添加物を加えないことで、たけのこの自然な香りと食感を楽しめる仕上がりになっている。さらに、美祢という土地柄も美味しさの理由だという。「美祢が位置する秋吉台は石灰岩のカルスト台地で、地下水や土壌にカルシウムなどのミネラルが豊富に含まれています。この恵まれた環境で育つからこその味わいがあります」と前田さんは話す。
形状のバリエーションも豊富で、穂先やスライスは煮物、細切りはチンジャオロースー、みじん切りはハンバーグや麻婆豆腐、パンなど、さまざまな食品に混ぜて活用できる。特にみじん切りは珍しく、今後の需要拡大が期待されている。
さまざまなバリエーションがある、「美祢っこ」シリーズ
こうした加工品の展開は、さらに新しい商品開発へと広がっている。その一つが、たけのこの根本部分を活用した「美祢っこ 味付けメンマ」だ。水煮では使いにくい根本部分を、山口市の秋川牧園から取り寄せた鶏がらスープで味付けし、レトルトに加工している。コリコリとした歯ごたえと濃いめの味付けが特徴で、ラーメンのトッピングはもちろん、刻んでチャーハンやご飯に混ぜたり、そのままおつまみとして食べたりと、幅広い楽しみ方ができる。
現在、加工は長門市にある6次産業化支援施設「ながとラボ」のレトルト機を利用しておこなっているが、今後は自社にレトルト機を導入する構想がある。これにより、自社商品の加工だけでなく、レトルト機を持たない地域の事業者にも開放することで、食品加工の拠点として地域の産業を支える役割を果たしたい考えだ。
さらに、お土産品の開発にも力を入れたいという。美祢には秋芳洞や弁天池など豊かな観光資源があるが、宿泊施設の少なさや通過型観光の多さから、地域経済への還元が十分ではないという課題がある。

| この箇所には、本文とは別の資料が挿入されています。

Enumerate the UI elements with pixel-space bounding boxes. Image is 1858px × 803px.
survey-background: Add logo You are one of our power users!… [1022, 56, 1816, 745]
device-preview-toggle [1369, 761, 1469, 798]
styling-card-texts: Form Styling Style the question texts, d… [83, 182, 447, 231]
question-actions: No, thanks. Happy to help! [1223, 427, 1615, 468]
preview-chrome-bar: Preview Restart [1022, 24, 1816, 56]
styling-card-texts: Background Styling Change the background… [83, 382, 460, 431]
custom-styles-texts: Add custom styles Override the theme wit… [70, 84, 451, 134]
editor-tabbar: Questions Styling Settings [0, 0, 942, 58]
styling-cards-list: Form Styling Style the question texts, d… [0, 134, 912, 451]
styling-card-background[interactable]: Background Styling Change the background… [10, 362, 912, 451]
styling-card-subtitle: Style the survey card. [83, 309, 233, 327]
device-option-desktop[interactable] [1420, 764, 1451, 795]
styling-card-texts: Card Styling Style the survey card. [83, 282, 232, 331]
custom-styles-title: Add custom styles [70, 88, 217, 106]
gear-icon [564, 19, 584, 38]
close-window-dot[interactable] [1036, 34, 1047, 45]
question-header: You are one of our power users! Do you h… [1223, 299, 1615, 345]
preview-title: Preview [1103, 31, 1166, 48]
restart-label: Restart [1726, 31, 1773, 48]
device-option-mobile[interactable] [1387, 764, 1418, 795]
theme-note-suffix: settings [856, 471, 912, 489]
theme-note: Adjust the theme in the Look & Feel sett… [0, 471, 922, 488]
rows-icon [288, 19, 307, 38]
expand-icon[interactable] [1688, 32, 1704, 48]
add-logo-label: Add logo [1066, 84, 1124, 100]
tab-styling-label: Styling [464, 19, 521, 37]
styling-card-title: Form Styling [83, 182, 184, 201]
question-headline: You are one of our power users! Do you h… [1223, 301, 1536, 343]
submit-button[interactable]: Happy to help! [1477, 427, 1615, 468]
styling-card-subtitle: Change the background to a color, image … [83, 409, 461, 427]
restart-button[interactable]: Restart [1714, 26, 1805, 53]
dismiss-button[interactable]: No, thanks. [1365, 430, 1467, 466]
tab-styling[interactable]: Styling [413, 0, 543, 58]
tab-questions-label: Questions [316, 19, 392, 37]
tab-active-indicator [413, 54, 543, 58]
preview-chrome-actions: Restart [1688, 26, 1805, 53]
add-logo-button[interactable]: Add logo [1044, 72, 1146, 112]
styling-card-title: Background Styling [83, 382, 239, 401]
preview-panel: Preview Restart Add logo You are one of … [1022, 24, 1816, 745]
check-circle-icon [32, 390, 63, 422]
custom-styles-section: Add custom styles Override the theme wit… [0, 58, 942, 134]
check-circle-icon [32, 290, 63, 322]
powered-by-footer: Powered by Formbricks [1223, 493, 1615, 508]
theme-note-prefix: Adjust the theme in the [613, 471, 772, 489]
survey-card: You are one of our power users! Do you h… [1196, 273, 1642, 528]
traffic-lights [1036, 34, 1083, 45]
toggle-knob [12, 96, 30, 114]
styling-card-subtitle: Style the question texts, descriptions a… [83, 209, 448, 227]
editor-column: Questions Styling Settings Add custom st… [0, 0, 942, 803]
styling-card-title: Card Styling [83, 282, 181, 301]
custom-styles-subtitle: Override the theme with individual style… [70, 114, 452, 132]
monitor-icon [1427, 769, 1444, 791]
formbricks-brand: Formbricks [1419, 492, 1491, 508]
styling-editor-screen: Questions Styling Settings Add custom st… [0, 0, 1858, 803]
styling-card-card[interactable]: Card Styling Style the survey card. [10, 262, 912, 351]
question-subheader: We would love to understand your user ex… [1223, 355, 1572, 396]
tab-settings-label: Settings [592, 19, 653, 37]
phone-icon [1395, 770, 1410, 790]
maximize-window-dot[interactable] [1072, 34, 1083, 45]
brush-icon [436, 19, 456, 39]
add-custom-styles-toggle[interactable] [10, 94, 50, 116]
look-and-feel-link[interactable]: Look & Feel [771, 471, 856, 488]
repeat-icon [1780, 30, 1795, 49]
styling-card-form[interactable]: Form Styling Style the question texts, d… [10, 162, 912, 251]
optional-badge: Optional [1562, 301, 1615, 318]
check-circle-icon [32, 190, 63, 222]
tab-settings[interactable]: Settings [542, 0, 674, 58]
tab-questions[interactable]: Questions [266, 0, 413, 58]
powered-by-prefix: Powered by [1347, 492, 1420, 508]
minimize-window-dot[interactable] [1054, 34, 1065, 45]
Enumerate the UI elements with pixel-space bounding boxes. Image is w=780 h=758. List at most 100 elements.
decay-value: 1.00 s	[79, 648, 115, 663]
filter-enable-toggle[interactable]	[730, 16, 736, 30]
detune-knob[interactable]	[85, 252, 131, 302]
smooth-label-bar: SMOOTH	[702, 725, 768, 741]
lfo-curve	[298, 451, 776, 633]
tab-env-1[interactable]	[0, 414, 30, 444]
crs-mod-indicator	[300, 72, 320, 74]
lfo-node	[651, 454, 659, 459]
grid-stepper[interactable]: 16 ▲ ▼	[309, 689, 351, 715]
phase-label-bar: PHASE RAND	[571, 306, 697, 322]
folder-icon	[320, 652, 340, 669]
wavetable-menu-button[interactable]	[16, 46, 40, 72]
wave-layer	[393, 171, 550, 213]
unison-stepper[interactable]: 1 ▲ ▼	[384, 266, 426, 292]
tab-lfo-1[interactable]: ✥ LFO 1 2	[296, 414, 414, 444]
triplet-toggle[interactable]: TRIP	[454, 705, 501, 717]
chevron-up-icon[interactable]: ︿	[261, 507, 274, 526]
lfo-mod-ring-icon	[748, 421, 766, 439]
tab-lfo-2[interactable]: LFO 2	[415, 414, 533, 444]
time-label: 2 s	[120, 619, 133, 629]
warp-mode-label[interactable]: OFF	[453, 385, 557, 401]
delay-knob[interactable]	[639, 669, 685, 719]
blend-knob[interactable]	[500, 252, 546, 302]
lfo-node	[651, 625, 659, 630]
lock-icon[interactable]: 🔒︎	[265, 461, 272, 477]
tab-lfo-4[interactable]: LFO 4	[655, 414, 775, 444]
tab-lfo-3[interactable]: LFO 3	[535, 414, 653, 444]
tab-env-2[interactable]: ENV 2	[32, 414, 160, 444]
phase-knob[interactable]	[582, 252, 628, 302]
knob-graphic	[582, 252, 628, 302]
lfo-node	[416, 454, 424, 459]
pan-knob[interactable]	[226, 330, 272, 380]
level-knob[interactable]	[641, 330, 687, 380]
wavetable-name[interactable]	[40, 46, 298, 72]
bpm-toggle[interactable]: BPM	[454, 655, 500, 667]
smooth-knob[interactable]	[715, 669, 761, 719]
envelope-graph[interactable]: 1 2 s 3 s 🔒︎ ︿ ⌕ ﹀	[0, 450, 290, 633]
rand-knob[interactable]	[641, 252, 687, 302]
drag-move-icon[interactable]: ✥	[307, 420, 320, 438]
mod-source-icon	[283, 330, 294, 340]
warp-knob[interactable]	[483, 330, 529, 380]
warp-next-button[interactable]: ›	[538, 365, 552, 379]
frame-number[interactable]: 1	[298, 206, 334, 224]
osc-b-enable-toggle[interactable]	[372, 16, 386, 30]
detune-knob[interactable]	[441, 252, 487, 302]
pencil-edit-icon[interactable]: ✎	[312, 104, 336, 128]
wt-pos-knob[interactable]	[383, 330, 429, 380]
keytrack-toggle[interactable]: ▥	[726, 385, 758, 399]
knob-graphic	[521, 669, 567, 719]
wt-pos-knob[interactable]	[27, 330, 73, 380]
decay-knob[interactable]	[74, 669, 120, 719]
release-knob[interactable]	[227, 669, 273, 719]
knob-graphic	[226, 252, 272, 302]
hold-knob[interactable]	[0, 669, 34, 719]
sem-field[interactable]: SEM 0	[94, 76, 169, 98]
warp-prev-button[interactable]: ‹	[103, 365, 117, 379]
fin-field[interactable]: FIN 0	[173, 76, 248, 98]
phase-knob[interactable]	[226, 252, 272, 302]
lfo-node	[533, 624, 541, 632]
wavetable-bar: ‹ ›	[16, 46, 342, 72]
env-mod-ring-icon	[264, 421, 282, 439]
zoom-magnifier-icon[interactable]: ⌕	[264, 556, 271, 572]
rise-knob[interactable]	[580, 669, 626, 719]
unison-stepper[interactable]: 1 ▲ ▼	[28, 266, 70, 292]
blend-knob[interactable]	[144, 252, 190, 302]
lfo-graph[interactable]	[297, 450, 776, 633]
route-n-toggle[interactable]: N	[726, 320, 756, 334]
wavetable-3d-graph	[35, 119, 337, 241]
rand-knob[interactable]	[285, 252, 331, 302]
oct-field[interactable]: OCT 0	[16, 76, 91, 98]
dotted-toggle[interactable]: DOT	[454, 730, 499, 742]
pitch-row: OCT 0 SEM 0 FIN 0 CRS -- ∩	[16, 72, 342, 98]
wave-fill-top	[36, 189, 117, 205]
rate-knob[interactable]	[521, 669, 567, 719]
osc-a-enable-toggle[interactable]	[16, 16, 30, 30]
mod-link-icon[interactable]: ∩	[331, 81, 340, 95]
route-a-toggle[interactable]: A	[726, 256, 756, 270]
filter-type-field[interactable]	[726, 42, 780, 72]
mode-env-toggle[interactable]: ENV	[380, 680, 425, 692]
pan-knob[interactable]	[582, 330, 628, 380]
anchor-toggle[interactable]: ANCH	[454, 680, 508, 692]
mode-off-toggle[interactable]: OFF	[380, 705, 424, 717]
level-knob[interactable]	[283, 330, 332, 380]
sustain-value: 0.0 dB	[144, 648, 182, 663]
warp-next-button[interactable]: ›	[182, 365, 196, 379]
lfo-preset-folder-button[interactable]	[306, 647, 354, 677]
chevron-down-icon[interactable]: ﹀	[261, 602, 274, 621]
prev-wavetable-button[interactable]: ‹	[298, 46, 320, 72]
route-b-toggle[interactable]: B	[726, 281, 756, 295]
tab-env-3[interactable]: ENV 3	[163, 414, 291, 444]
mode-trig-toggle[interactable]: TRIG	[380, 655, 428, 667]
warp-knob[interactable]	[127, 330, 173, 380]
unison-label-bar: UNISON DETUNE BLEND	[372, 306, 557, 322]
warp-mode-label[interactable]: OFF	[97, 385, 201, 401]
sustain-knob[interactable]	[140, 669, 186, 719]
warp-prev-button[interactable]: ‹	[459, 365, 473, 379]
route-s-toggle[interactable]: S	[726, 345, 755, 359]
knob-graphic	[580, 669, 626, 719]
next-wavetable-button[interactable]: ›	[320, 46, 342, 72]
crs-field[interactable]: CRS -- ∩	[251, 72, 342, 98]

そこで前田さんは、「訪れた人が美祢の魅力をお土産という形で持ち帰り、次の来訪につながる循環を生み出したい」と語る。お土産は、観光客の消費を地域に還元するための重要な手段だ。企業が主体となってこうした取り組みを進めることは、地域の活性化と自社の成長の両方につながると考えている。
電気電子部品の製造から始まり、椎茸栽培、食品加工、そして地域活性化へと挑戦を続ける美東電子。その根底にあるのは、変化を恐れず、地域とともに成長しようとする強い意志だ。これからも、その歩みは地域に寄り添い、新しい可能性を広げていくだろう。